15 juillet 2011 – 15 h Parc Jean Drapeau. Un rendez-vous pour les amateurs de basse à Montréal. En effet, c’est une joyeuse caravane qui s’est arrêtée dimanche passé pour le Full flex tour, avec Skrillex, Pretty Lights, Diplo, Grimes, Toki Monsta, Koan Sound et 100 Waters. La troupe de DJ a effectué son tour canadien, en s’arrêtant à Toronto, Ottawa puis Montréal, et ensuite Winnipeg, Edmonton et enfin Vancouver.

Arrivé sur place, le parterre Jean Drapeau, ce dernier m’a paru bien vide, par rapport à la veille avec le Vans Warp tour. En effet, il n’y avait que deux scène. La première a accueilli la belle et mystérieuse TokiMonsta puis Koan Sound. On commence donc la journée avec TokiMonsta et du dubstep, du vrai. Celui que les gens aujourd’hui trouvent sale. Un peu décousu à mon gout, son set a permis de nous mettre dans l’ambiance, avec l’arrivée toutefois de certaines gouttes qui ont bien failli gâcher le festival, mais cela s’est vite arrêté pour le set des deux jeunes gars de Koan Sound. Comme toujours, ils ont su nous servir leurs compositions pendant une quarantaine de minutes, en allant du dubstep au drum n bass. En sommes, un super début de journée, mais pourtant, je ne puis cacher ma déception.

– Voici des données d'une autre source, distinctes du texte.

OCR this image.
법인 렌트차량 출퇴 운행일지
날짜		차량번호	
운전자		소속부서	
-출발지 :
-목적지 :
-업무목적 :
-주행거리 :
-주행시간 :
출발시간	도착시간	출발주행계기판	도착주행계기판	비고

Ben oui, quand je vois que plus de la moitié des personnes alors présentes préfèrent faire la file à l’entrée du second stage pour être tout devant plus tard dans la soirée alors que derrière eux, des excellents artistes essaient de mettre l’ambiance, je trouve ça moche. Surtout que niveau première partie, c’est d’une qualité rarement égalée. (Pour une fois qu’il ne s’agit pas de dj locaux, on pourrait au moins en profiter)

Passée la frustration, la seconde scène a alors ouvert sur 100 waters. Un peu surpris, ce fut un moment de détente inattendu, et un peu weird disons-le. L’ambiance est plutôt retombée. On a ensuite repris un peu de poil de la bête avec Grimes, notre petite québécoise. Coiffée de deux nattes blondes, elle nous a  proposé ses compositions recréées live, chantant même, nous offrant une performance scénique plutôt impressionnante.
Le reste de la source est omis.